Untuk memastikan keselamatan siswa ketika mengikuti pembelajaran tatap muka, meski masih secara terbatas, terlebih dahulu perlu memastikan kondisi lingkungan juga aman bagi siswa dari paparan Covid-19.
Oleh
Redaksi
·2 menit baca
Uji coba pembelajaran tatap muka (PTM) secara terbatas menjadi ujian untuk melaksanakan pembelajaran tatap muka dengan aman di masa pandemi.
Izin PTM terbatas ada pada pemerintah daerah setelah sekolah memenuhi persyaratan yang diatur dalam Surat Keputusan Bersama Menteri Pendidikan dan Kebudayaan, Menteri Agama, Menteri Dalam Negeri, serta Menteri Kesehatan. Meski demikian, orangtua tetap menjadi penentu siswa mengikuti PTM terbatas.
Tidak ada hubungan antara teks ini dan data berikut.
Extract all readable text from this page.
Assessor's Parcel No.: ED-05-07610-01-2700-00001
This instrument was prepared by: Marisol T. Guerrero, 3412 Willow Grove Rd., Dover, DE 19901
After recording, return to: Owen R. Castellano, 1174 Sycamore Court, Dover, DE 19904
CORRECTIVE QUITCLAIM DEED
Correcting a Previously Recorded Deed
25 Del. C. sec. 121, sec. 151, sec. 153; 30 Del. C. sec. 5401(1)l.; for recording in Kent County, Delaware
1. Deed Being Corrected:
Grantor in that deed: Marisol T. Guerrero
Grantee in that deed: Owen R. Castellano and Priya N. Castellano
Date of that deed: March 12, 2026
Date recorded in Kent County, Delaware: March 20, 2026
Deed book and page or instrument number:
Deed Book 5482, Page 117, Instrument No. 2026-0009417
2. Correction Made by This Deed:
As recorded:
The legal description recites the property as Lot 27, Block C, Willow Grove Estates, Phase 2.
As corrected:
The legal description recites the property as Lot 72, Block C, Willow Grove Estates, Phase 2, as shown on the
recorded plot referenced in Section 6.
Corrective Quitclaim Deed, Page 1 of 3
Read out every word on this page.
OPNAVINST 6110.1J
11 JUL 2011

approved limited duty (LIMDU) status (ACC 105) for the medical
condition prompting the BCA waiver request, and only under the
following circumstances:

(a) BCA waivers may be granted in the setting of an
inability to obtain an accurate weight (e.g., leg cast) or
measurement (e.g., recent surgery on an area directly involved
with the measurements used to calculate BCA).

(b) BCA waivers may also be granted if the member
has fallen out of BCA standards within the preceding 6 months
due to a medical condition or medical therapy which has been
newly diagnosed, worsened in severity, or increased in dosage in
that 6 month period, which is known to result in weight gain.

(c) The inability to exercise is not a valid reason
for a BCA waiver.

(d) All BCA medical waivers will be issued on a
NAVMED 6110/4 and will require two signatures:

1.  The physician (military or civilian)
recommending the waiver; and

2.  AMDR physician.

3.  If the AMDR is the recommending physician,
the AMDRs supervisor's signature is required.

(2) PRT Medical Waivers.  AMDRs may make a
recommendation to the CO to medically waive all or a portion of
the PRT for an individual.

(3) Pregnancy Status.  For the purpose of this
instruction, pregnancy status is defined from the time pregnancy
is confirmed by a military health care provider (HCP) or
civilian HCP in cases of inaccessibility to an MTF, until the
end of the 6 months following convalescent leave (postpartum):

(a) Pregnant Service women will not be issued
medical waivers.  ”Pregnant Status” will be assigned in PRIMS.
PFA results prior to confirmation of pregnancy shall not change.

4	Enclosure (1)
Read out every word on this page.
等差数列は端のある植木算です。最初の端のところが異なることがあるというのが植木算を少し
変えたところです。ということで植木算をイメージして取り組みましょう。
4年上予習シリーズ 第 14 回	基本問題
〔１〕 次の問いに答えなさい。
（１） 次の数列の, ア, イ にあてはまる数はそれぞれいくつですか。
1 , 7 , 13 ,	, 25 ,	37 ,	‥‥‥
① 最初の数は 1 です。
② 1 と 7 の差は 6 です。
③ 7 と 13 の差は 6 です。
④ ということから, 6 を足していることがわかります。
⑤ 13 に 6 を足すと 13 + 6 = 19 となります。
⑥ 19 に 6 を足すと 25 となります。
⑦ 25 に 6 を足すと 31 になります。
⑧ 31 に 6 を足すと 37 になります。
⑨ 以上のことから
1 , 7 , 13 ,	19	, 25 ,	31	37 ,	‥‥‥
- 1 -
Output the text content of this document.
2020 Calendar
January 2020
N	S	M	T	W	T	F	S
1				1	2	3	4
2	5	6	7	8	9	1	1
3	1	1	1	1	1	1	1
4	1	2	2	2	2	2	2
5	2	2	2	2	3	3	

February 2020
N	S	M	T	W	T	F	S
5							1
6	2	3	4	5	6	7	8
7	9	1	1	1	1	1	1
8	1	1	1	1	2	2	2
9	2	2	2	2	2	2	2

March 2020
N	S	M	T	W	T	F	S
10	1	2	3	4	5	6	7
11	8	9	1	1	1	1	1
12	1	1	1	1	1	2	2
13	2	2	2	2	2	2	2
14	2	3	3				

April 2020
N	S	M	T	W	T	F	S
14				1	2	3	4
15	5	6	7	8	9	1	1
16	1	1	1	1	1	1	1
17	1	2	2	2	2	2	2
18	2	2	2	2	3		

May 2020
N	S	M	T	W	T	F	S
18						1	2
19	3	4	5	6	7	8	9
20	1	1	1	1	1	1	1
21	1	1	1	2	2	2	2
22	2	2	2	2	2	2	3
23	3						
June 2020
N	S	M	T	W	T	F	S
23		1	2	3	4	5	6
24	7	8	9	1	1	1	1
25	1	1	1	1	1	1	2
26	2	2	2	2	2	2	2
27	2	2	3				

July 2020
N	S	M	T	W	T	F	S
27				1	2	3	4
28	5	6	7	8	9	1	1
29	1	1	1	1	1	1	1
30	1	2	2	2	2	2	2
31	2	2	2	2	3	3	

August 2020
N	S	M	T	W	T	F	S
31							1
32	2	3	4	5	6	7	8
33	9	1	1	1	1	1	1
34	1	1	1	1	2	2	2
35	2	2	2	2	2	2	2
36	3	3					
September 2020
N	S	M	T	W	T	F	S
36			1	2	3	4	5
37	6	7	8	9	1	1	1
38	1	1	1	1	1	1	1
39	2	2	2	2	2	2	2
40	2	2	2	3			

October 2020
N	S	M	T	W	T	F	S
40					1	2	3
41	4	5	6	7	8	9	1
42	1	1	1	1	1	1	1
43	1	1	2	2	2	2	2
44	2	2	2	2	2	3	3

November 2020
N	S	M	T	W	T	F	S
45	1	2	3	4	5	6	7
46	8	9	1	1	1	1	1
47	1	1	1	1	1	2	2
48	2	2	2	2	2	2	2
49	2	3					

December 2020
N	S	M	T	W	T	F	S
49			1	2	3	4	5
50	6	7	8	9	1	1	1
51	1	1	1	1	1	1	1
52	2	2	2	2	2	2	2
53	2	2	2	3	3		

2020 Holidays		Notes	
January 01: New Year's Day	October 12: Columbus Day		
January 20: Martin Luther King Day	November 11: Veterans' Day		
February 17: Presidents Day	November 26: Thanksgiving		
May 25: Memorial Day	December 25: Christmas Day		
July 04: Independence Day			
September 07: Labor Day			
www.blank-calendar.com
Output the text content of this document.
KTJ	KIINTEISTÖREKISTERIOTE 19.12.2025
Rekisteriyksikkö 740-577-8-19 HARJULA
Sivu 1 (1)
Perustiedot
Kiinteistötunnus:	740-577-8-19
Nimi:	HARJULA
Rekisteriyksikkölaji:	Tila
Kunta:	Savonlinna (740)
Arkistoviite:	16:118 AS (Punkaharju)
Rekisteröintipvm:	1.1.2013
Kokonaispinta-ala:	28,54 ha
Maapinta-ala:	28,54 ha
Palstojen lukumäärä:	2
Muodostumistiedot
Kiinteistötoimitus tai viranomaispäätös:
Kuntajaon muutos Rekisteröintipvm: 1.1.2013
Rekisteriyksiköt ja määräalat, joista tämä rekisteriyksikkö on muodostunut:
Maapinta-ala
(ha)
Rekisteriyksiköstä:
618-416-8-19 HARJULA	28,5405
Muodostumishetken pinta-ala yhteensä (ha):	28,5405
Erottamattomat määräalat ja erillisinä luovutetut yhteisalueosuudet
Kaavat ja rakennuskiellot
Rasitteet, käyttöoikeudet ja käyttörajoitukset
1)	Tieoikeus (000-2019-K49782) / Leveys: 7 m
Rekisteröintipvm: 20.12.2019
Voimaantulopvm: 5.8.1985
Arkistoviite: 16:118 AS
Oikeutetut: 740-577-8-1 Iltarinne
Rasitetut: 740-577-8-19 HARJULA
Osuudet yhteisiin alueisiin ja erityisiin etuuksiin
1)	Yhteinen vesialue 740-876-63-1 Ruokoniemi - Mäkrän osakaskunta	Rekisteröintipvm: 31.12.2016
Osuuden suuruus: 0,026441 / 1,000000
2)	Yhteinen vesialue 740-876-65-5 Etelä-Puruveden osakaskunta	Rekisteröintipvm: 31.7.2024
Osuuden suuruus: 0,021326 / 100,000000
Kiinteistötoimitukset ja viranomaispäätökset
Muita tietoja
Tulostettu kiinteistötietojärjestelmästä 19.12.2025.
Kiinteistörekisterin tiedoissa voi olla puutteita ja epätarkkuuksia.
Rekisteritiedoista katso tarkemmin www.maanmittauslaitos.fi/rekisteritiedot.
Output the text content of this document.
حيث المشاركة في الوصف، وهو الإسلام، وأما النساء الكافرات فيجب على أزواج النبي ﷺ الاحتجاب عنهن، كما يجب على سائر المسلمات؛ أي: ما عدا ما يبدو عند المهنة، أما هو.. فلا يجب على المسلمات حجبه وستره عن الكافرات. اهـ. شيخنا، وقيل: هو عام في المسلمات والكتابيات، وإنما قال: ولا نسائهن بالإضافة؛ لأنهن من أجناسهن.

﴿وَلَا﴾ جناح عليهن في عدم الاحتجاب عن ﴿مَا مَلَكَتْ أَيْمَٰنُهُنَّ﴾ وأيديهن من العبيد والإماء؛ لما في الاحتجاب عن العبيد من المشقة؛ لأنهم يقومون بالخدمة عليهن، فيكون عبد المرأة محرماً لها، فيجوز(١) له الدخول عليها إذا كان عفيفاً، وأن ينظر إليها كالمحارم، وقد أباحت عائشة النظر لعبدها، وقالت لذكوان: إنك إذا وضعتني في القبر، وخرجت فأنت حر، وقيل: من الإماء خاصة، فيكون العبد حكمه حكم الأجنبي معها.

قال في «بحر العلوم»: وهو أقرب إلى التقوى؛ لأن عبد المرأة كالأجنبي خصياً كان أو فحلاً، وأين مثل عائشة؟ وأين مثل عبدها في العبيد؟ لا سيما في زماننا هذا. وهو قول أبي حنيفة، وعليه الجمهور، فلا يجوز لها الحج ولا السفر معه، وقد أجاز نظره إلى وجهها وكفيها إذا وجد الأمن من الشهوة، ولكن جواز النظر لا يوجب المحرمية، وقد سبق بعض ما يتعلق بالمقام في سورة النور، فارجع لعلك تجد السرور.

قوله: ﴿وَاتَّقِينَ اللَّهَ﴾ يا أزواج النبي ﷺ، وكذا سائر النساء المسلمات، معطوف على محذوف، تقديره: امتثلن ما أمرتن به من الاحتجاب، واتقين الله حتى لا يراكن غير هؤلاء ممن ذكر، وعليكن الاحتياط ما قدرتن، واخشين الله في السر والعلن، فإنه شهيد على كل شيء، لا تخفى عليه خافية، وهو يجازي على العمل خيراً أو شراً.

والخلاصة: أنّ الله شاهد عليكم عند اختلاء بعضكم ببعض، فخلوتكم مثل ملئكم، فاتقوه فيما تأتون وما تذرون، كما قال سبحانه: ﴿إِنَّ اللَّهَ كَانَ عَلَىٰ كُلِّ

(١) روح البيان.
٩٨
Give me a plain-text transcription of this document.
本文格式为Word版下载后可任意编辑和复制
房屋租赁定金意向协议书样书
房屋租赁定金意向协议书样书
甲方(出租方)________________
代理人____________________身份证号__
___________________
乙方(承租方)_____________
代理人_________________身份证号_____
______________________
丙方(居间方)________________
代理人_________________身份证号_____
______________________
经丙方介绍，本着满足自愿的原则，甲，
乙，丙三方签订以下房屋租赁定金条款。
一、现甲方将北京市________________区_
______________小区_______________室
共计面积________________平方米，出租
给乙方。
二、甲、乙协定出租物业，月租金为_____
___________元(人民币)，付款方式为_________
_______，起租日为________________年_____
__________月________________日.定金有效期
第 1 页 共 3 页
Tak sedikit orangtua yang mengizinkan anaknya mengikuti PTM terbatas, tetapi banyak juga yang masih meragukan keamanan PTM terbatas. Di DKI Jakarta, misalnya, baru 20-30 persen siswa yang diizinkan mengikuti PTM terbatas (Kompas, 9/4/2021).
Upaya Pemerintah Provinsi DKI Jakarta memastikan uji coba PTM terbatas pada 7-29 April 2021 di 85 sekolah dilaksanakan dengan protokol kesehatan yang ketat patut diapresiasi. Pemprov juga memastikan semua guru dan tenaga kependidikan di sekolah-sekolah itu telah divaksinasi dan tersedia 50 bus sekolah untuk mengantar siswa pulang hingga halte terdekat rumah.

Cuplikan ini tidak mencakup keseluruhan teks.